Tomorrow on my 48th birthday, I'd like to think that my best friend will look down on me from heaven and bless me with her kind thoughts and hope for a better year in 2009.
Last year she sent me a beautiful celtic-knotwork leather appointment book and a shamrock book mark that I still use. But Muff was thoughtful like that, she was always finding a book I'd like, or a journal, or something celtic-looking that she knew I would love and then sending it to me on a whim. She practiced random acts of kindness, generosity and beauty all the time, and, though I tried, I felt that I could never overtake her in the race to procure and send the perfect gift or surprise.
It always amazed me that she had such an eye for quality. Muff could spot a cheap knock off a hundred miles away. She always preferred to buy things that were handmade, well written, intelligently designed or just plain beautiful.
She once scolded me for giving a bottle of shampoo that I'd already opened and tried (and disliked) to a food and sundries drive for the homeless. "Why would you give the homeless something that wasn't good enough for you? Don't they deserve quality products that work well, too?" I burned with shame for days after that incident.
Muff enjoyed Christmas, too, and was always regaling me with tales of the gifts she and her siblings purchased for one another. I gather it has already snowed quite a bit in Iowa, so they won't have to worry about a white Christmas, but ours isn't coming until this weekend, when we're supposed to get a light dusting of snow that is sure to send the city into a state of panic, because no one in Seattle or surrounding burbs has any idea how to deal with the white stuff. It immobilizes them every year.

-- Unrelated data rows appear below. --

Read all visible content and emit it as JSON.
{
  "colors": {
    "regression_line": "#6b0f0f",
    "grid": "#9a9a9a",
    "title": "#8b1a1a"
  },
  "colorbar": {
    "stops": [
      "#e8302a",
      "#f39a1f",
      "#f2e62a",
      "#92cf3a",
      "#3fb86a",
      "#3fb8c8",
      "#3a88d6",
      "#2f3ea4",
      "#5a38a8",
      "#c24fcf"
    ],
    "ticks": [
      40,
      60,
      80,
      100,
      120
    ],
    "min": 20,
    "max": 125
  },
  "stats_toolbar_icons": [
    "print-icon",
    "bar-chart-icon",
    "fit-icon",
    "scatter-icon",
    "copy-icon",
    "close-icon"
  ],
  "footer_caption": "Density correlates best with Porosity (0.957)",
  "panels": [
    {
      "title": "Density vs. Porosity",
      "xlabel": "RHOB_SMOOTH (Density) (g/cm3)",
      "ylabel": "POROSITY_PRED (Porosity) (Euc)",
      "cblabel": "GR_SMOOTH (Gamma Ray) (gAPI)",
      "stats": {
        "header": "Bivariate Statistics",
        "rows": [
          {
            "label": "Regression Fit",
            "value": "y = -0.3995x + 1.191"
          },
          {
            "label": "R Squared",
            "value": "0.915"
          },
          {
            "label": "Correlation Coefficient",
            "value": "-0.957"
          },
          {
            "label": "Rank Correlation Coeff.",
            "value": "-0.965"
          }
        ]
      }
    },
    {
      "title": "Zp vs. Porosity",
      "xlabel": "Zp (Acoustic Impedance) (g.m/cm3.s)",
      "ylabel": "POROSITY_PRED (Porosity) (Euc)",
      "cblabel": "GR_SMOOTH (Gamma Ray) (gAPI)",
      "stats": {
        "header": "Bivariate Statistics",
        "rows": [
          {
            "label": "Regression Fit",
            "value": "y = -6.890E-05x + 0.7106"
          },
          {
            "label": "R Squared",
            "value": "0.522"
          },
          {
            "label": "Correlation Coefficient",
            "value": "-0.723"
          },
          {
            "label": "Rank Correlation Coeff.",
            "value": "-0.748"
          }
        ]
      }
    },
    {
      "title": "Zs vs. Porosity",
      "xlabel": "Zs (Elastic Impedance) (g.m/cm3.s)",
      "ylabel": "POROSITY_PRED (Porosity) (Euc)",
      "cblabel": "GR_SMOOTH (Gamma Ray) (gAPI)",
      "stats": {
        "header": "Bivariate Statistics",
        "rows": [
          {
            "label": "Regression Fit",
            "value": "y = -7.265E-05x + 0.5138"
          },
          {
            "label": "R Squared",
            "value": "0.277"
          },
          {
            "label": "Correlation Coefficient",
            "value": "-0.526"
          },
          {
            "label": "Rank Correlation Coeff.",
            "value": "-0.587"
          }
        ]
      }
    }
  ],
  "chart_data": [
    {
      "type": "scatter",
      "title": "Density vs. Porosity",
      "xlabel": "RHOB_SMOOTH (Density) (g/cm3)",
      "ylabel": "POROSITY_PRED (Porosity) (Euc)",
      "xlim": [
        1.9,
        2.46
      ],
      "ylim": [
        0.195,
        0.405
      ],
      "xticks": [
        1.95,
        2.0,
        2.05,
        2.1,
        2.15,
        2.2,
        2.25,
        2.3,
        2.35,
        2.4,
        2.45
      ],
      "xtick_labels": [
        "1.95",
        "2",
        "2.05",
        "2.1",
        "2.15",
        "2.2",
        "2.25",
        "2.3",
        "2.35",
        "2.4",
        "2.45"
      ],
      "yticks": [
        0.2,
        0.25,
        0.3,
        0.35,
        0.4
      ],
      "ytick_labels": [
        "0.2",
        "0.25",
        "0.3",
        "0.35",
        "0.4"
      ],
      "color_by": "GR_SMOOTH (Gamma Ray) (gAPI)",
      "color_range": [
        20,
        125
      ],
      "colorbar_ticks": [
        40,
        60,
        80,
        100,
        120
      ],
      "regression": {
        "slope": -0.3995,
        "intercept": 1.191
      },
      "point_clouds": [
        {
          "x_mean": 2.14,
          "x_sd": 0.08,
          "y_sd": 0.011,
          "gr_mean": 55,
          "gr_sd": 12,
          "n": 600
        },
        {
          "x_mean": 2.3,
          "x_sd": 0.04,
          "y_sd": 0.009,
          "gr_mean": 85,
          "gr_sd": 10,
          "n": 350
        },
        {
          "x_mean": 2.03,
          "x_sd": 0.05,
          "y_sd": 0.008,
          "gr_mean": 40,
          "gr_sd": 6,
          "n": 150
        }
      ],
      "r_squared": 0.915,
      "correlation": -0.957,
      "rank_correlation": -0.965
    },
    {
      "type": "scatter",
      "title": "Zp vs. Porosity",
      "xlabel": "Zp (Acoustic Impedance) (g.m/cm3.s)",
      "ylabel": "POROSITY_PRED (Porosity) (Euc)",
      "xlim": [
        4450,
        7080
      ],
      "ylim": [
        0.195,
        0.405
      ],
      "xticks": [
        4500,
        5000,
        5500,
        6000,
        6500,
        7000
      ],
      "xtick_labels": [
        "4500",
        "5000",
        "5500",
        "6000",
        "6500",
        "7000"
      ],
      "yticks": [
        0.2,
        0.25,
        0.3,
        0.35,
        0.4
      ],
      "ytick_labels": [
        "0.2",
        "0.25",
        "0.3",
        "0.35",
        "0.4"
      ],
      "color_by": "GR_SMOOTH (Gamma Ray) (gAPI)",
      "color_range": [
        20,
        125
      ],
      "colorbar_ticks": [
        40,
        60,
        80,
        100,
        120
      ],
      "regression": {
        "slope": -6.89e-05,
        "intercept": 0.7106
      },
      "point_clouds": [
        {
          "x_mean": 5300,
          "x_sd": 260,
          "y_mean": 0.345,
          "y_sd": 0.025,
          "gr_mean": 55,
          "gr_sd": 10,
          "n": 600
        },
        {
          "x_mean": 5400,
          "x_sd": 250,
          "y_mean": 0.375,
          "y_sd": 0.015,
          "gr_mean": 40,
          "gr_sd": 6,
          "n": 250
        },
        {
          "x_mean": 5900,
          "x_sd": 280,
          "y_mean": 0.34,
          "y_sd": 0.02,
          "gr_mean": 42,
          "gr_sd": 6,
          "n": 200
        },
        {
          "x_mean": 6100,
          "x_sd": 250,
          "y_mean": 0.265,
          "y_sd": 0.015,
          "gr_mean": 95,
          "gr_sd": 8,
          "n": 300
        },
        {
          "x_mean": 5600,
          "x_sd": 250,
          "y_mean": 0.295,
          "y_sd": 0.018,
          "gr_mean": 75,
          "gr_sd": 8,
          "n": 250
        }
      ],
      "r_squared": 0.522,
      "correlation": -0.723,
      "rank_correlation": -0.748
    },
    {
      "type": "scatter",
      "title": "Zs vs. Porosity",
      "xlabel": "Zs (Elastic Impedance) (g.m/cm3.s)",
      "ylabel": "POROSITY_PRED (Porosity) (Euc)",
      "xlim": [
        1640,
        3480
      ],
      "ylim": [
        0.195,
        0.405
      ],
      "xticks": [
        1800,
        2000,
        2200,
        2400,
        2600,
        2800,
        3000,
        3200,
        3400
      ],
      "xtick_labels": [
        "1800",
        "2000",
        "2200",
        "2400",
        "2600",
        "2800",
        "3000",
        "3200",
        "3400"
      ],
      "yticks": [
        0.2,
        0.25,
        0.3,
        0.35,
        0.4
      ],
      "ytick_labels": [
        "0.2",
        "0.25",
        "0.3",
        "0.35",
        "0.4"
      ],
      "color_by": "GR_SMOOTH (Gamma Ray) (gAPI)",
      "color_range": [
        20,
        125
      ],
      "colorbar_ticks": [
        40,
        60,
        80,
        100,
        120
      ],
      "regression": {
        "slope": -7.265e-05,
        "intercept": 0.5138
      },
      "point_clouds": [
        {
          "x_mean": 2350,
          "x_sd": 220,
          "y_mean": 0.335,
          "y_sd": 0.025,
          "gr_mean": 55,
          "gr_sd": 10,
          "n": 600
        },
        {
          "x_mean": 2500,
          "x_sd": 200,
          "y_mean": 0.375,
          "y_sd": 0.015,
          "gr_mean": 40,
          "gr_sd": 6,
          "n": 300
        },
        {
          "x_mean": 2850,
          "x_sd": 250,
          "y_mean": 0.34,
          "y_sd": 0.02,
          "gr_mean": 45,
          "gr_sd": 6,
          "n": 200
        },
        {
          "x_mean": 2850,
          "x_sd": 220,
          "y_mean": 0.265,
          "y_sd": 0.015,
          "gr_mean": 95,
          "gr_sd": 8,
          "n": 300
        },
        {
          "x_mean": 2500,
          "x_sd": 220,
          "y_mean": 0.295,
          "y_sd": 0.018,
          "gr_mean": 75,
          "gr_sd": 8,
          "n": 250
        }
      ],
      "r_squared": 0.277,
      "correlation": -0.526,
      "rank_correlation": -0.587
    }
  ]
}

But this year I will be prepared, hot tea at the ready, books lined up to read and snuggly blankets deployed on my person in case I am snowed in for the weekend. I'd like to think of Muff in heaven doing the same thing, sitting quietly and reading, enjoying a hot cup of tea and musing over her latest re-reading of Barchester Towers. If only St Peter handed out cell phones to new arrivals, I could chat with her on Christmas eve as the snow was falling, and we'd laugh together about life, love, and good books. I miss you, my friend.